S'agissant de l'erreur sur la rentabilité de l'opération, l'article 1144 du code civil énonce que : « Le délai de l'action en nullité ne court, en cas d'erreur ou de dol, que du jour où ils ont été découverts et, en cas de violence, que du jour où elle a cessé ».
C'est par des motifs pertinents que la cour adopte que le premier juge a rejeté la fin de non-recevoir après avoir justement considéré que les époux [A] n'ont pu avoir connaissance du défaut de rendement de l'installation qu'à compter de la première facture d'achat d'énergie par EDF du 3 janvier 2020, soit moins de cinq ans avant la délivrance de l'assignation.
La société Franfinance soutient que les époux [A] étaient en mesure de déterminer, dès la réception de la première facture EDF, si l'installation engendrait une diminution de leur consommation d'électricité. Toutefois, elle procède par voie d'affirmation. N'ayant fait délivrer aux époux [A] aucune sommation de communiquer leurs factures d'électricité depuis la mise en fonction de l'installation, elle ne produit au soutien de ses dires, aucun élément de preuve permettant de les corroborer.
Par conséquent, le jugement doit être confirmé en ce qu'il a rejeté la fin de non-recevoir tirée de la prescription de l'action en nullité du contrat de vente fondée sur l'erreur sur la rentabilité de l'installation.
Sur la fin de non-recevoir tirée de la prescription de l'action indemnitaire au titre du manquement au devoir de mise en garde
La société Franfinance expose que l'action en responsabilité de l'emprunteur non averti à l'encontre du prêteur au titre d'un manquement à son devoir de mise en garde se prescrit par cinq ans à compter du jour du premier incident de paiement, permettant à l'emprunteur d'appréhender l'existence et les conséquences éventuelles d'un tel manquement. Elle considère qu'en l'espèce, les époux [A] ayant remboursé l'intégralité du prêt, le point de départ du délai de prescription se situe au jour du remboursement du prêt, soit au mois de juillet 2018, de sorte que l'action engagée par assignation du 16 novembre 2023 est prescrite.

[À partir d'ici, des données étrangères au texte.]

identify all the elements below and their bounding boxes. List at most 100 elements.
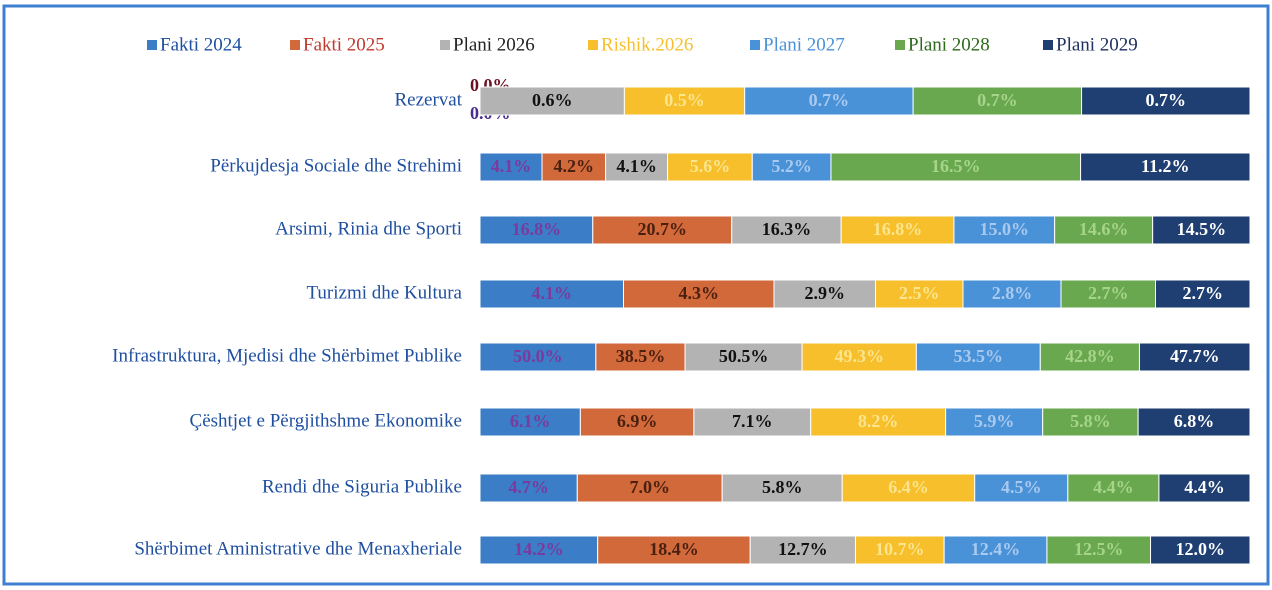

Les époux [A] répondent que l'action en responsabilité contre la banque est liée à l'action en nullité de la vente et à la découverte des irrégularités et manquements qui la fondent et qui n'ont été découverts qu'à la date à laquelle ils ont consulté un conseil ou à la date du rapport d'expertise qui leur a permis d'appréhender le dommage dans toute son ampleur ou encore à la date de la première facture de vente. Ils ajoutent que le premier juge a parfaitement considéré que ce n'est qu'à la date des courriers de mise en demeure de la banque datés du 6 mars 2023 qu'ils ont été en mesure d'appréhender les manquements de la société Franfinance.
Sur ce,
Les dispositions de l'article 2224 du code civil ont été rappelées supra.
Il ressort des conclusions des époux [A] qu'ils reprochent à la société Franfinance de ne pas s'être renseignée sur leurs capacités financières et de ne pas les avoir alertés sur le fait que le montant des mensualités des contrats de crédits affectés souscrits par les consommateurs sont fréquemment supérieurs aux recettes ou économies réalisées par les installations, les amenant à devoir supporter le remboursement de mensualités de 515,80 euros en plus de leurs charges courantes, sans diminution de leurs factures d'électricité du fait du défaut de rentabilité de l'installation.